Wirtszelle nach einem der Ansprüche 1 bis 23, wobei die Gensequenz (a) eine Gensequenz ist, welche für eine heterologes Fusionsprotein kodiert; wobei besagtes Fusionsprotein ein Peptid von einem multiplen Peptidbindungskomplex oder Segment von besagtem Peptid umfasst, welches entweder mit einer DNA-Bindungsdomäne oder ihrer entsprechenden Transkriptions-Aktivierungsdomäne von einem Transkriptions-Aktivierungsprotein verbunden ist; und die Gensequenz (b) eine Gensequenz ist, welche für ein heterologes Fusionsprotein kodiert; wobei besagtes Fusionsprotein ein zweites Peptid von besagtem multiplen Peptidbindungskomplex, oder ein Segment von besagtem Rezeptor umfasst, welches entweder mit einer DNA-Bindungsdomäne oder ihrer entsprechenden Transkriptions-Aktivierungsdomäne verbunden ist, welche nicht in (a) eingesetzt ist; wobei besagte Wirtszelle ferner als (e) mindestens eine Gensequenz umfasst, welche für ein Peptid kodiert; wobei besagter Wirtin der Lage ist, besagte Peptide zu exprimieren.
Wirtszelle nach Anspruch 38, wobei mindestens eine der Komponenten (a), (b) oder (e) eine Gensequenz ist, welche einer komplementären DNA-Bibliothek entspricht.
Wirtszelle nach Anspruch 39, worin Bestandteil (b) eine Gensequenz ist, welche einer komplementären DNA-Bibliothek entspricht.

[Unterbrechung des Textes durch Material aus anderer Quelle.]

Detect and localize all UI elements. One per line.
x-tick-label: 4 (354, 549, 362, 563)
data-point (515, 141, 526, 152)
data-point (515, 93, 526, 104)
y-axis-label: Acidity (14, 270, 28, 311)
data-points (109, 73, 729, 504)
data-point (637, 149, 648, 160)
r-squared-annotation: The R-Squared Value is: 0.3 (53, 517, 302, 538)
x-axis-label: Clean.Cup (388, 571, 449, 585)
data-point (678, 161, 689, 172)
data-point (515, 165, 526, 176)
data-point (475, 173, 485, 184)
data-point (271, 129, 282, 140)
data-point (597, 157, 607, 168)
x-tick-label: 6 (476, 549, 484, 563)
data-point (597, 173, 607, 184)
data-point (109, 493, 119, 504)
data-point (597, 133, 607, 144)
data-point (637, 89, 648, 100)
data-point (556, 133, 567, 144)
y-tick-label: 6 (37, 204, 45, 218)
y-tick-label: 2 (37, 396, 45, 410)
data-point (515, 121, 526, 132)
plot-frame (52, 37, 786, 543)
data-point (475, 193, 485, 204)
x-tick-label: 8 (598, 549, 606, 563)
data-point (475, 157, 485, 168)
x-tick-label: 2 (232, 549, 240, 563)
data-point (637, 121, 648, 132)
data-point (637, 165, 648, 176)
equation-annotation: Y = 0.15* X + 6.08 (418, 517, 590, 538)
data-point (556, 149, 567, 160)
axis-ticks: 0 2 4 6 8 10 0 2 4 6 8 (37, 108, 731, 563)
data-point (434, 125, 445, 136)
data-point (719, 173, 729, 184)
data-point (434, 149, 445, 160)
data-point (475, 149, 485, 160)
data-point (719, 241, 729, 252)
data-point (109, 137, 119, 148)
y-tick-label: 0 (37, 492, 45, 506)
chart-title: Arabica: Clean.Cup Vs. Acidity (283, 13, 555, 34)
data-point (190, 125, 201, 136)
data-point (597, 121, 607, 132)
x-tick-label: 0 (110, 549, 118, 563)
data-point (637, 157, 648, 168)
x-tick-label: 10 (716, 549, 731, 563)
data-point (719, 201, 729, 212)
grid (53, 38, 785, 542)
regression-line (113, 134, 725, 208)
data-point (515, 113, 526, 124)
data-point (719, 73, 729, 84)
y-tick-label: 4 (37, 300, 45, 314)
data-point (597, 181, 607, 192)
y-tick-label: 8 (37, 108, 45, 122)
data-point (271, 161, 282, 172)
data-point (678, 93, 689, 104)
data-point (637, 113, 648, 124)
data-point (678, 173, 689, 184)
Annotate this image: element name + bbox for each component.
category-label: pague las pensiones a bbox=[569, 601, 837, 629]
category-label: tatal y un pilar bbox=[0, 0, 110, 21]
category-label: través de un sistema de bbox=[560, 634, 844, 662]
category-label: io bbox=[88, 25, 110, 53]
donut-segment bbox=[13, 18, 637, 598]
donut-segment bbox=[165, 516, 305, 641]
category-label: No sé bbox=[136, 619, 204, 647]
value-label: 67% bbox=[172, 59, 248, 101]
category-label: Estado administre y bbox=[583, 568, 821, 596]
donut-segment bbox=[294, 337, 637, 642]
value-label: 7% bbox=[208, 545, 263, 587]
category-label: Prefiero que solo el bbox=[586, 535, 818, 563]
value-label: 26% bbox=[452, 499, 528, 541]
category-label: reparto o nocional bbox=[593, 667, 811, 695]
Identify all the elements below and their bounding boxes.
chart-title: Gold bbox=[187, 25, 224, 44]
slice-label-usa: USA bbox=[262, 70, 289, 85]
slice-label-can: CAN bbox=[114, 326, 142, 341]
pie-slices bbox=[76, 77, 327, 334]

Verfahren zum Bestimmen der Fähigkeit eines zufälligen Proteins, als Bestandteil eines multiplen Peptidbindungskomplexes zu fungieren, wobei besagtes Verfahren umfasst: Bestimmen des Aktivitätsgrades des Reportergens der Wirtszelle nach Anspruch 40 nach Expression des zufälligen Proteins aus der DNA-Bibliothek unter Bedingungen, welche geeignet sind, besagte Aktivität nachzuweisen.